のゆが、自力で体をはこんでうごくようになった。
長いあいだのゆの移動手段は、せばい、といっていいのか、仰向けのままくるくる方向転換しながら動く、というおかしな動き方で、それに寝がえりをくみあわせて、部屋のなかを移動していたけど、そのうち、手を前に出して体をひきずる、いわゆるずり這いのような動きが始まったのは、2月のはじめだっただろうか。
まだまだそれはレアな現象で、右手だけをうんと伸ばしてお尻をひだりにひねって、足を縮めて伸ばして動いていて、両手が前に出るようになるのか見守っていたのだけれど、あっという間に、一週間の間にのゆのずり這いは進化を遂げ、両手を同じように前に出して足の裏で床を蹴って前に進むようになった。最初はよほど欲しいものがある時にしかやらなかったずり這いを(しかもそれは、床に落ちている包みに入ってるアメとか、ボールペンとか、テレビのリモコンとか、床に敷いているスポンジマットの端っことかなのだ)今は駆使して、家の中を探検し始めている。
ゴミ箱を見れば袋を引っ張って中身を出さずにはいられないし、私のカバンも同じだ。ベビーベッドの下のボックスの中のベビー服は何度しまっても部屋中にちらばり、あおいのブロックものゆのおもちゃも、遊ぶのではなく箱に手を入れてつかみ出すのが楽しくてたまらない。昨日は台所の入り口につけてある柵を握っていたし、あおいをお風呂に入れて出てきたら洗面所の前にいた。

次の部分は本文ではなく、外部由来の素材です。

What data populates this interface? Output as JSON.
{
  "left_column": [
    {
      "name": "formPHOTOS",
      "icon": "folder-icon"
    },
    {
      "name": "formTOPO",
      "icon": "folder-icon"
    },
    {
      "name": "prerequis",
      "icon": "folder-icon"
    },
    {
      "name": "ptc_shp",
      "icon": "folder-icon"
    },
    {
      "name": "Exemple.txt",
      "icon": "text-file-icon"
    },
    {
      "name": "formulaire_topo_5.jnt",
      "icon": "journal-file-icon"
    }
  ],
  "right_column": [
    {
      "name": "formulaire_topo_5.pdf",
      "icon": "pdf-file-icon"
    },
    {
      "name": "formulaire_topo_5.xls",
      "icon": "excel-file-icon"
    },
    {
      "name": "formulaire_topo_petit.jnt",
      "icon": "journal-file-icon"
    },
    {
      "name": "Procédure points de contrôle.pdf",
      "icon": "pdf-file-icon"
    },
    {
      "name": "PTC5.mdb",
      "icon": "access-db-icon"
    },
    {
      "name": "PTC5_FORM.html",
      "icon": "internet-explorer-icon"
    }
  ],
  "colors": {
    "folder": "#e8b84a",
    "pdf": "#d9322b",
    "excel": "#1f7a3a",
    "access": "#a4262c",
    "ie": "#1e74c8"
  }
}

こんな風に書きかけの日記が、ブログの下書きボックスに入っていた。のゆのハイハイまでの道のりの、細かい変化の連続を記録しようと思い立ったところだったので、さきにこれを載せておくことにする。今では台所の柵は腹ばいのまま開けて段差を超えて入ってくるし、棚のなかの缶詰やタッパを全部出すのが大好きだし、わたしがあおをお風呂に入れたりするとお風呂のドアの前で座って声を出したり泣いたりするのも日常なので、こんな記録が何か初々しく、まぶしくみえる。